We all experience times of devastation that cause us to cry out, "Why God? Why did you allow this to happen to me?" or "Why did you allow this to happen in my family?" I cried out to God in this way when my brother was murdered. And sometimes horrible things happen when we are attempting to serve God, like David. Anointed as King at 15 years of age, David did not sit on the throne until he was 30. During those 15 years of waiting, he regularly inquired of the Lord. As a result, he wanted the presence of God to be near him as he ruled over Judah (and 6 and a half years later, Israel too. 2 Samuel 5:4-5). This caused the first thing on his agenda to consist of bringing back the ark to Jerusalem, which the enemy had captured.
David put together a huge party, about 30,000 in all, to commemorate the return of the ark. David and the whole house of Israel were celebrating with all their might before the LORD, with songs and every instrument they owned. When they made it to the threshing floor of Nacon, the oxen pulling the cart stumbled. Uzzah, the man guiding the cart and oxen, reached out and took hold of the ark of God. Because of his irreverent act, God struck him down and he died on the spot. The party--instantly over. David became angry and afraid. He asked, "How can the ark of the LORD ever come to me?" (story from 2 Samuel 6)
When was the last time you were angry and afraid of God? Are you still there? The Scriptures (in the Psalm 73 above and 2 Samuel 6) reveal that the man after God's own heart moved past his devastation back into the arms of his Lord. After the tragedy with Uzzah, the ark of the LORD remained in the house of Obed-Edom the Gittite for three months and the LORD blessed him and his entire household. David must have spent that time figuring out the proper way to carry the representation of our Holy God's presence. As soon as David heard about Obed-Edom's blessings, he mustered up enough courage to finish the task of bringing the ark to the City of David. Uninterrupted celebration and worship followed. David danced before the LORD with all his might.

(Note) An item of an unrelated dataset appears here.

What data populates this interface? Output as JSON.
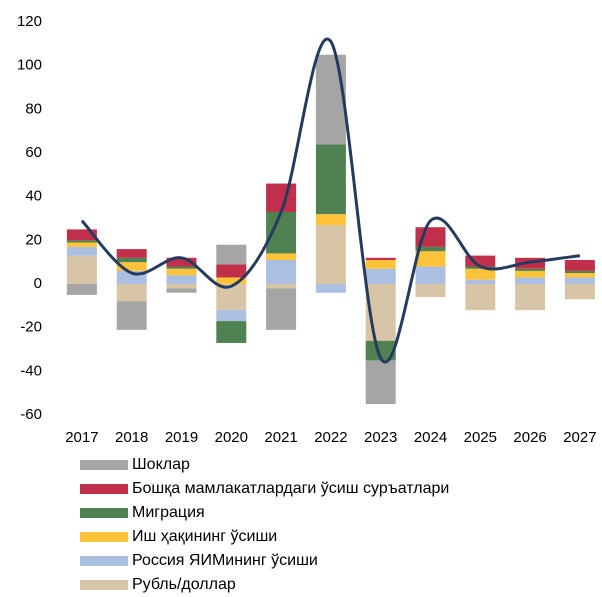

Life works the same for us. When we get past our trials and heartache and truly understand that God is not harsh; GOD IS HOLY, we are prompted to return to brave obedience and do things God's way instead of our own way or the way the unsaved world works. God's ways will always surpass our thinking (Isaiah 55:8-9). Even though he is holy and mysterious at times, he remains a personal God who wants to comfort us and guide us through the ups and downs of living in a broken, sinful world. Our enemy wants us to stay devastated. What if David had held on to his anger and remained afraid to come near to God? There would be no "rest of the story." We can follow David's example by wanting the blessings of God for ourselves enough to get up and start over again. And then, we dance.